I have approached it initially using a direct proof. A sketch of my proof would be deducing that $s-n$ reduces to $$ \sum_{i=0}^k d_{i}.(1-10^{i})$$, where $k$ is some non-negative integer and $d_{0},d_{1},...,d_{k}$ are the decimal digits of the number $n$. Afterwards, we need to prove that $9 \vert (1-10^{i})$ and by the linear combination property of integers, $9 \vert (s-n)$ which is then equivalent to saying $s \equiv n\ (mod\ 9) $. (By the way, $ \vert$, means "is a divisor of", in case this is not a universal notation)
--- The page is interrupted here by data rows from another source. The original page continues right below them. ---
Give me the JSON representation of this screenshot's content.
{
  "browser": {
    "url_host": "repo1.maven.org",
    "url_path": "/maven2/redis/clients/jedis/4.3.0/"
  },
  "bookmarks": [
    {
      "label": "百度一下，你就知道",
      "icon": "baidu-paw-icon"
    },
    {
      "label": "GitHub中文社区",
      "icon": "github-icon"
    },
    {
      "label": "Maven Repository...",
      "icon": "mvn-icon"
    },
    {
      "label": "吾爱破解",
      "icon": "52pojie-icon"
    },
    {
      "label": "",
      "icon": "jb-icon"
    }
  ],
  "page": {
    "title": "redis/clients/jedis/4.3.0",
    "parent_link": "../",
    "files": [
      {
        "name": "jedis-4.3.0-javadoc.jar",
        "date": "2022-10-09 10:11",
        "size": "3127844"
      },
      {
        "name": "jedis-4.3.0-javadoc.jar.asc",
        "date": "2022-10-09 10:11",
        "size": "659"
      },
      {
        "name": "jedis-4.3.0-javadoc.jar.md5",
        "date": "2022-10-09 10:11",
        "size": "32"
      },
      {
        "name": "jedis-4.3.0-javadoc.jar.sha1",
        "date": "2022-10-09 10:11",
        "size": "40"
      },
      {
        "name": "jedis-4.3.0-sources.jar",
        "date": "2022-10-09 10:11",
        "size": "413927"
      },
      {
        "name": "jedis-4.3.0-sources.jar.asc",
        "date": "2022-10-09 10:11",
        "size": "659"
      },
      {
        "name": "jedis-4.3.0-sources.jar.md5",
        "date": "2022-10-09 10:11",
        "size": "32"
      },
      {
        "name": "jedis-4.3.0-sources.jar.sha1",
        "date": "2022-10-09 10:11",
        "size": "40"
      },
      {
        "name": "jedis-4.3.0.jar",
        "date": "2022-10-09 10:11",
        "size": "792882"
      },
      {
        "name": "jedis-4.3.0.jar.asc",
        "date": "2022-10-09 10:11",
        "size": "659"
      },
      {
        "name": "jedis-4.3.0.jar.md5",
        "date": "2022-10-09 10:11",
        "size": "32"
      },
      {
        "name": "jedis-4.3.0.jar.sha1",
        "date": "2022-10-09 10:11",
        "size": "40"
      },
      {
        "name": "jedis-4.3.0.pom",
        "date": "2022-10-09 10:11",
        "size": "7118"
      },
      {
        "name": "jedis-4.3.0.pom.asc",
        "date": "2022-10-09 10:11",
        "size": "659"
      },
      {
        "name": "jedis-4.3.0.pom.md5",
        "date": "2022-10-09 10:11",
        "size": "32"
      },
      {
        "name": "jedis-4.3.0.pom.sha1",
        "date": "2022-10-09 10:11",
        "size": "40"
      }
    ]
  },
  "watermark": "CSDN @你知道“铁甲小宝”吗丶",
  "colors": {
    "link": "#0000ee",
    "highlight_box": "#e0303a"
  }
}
My initial plan to prove this lemma: $9 \vert (1-10^{i})$ is by Mathematical induction, but it looks like this question is supposed to be simple due to the marks awarded, so Mathematical Induction might be an overkill.
Alternatively, I think a result I learnt from tutorial, which is that $9 \vert n \iff 9 \vert s$, might be useful here. However, I don’t know how I could link this result to modular arithmetic. I am also restricted to quoting results from the discrete mathematics textbook:Discrete Mathematics with applications by Susanna S. Epp, without proof, as well as tutorial results. Can someone share how this result might make my proof of the Lemma: $9 \vert (1-10^{i})$ simpler, or is there any other way of making this part simpler besides Mathematical Induction. Thanks.
You need to calculate $1-10^i \pmod 9$. Notice that you can reduce the number $10 \pmod 9$, since $a^i \equiv b^i$, if $a\equiv b$.
But $$10^i \equiv 1^i = 1 \pmod 9$$ so what you get is
$$1 - 10^i \equiv 1 - 1 = 0 \pmod 9$$ which is exactly what you want.